I dont know what they are called I found one on a cruise but I wanted to find them somewhere online so I could order some. They are thread/ woven necklaces with small seed beads, I think they could even be considered crochet with really thread like thread you use to sew on buttons with. Any website or store that sells them would be great!


----------



## Marianne1 (May 27, 2011)

Well I would take a stroll around etsy.com. I find the coolest things there,and to make sure it is always secure I use a prepaid credit card. Some of the original art I see there is just breathtaking. They have oodles of jewelry all different kinds just enter an appropriate search once you are at the website. I'm sure there are many other sites similar but I can't recommend them because I don't use them.
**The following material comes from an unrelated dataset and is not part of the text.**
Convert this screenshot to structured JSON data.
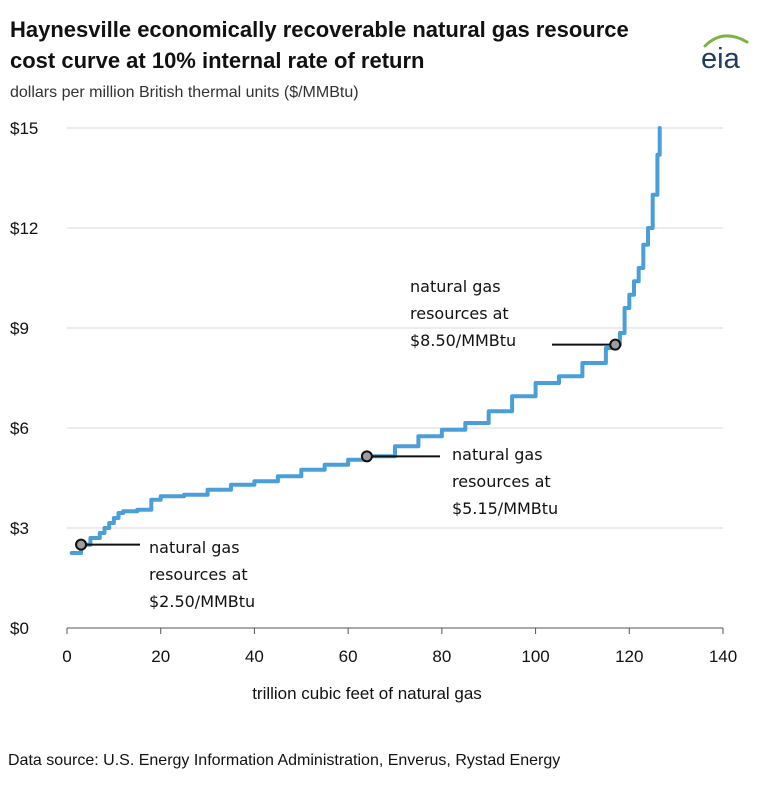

I always check the sellers feedback it's very helpful and I have never had a problem there.


----------



## LauraHoosier (Jul 21, 2011)

Back around last September I found a pattern for something that sounds like what you're describing.  It is crocheted with thread and explains how to use the beads. 

Will this work: http://blog.craftzine.com/archive/2007/07/crochet_beaded_bracelet_tutori.html


----------



## janethoo (Jun 27, 2013)

maybe google can tell you anything that you want to know.


----------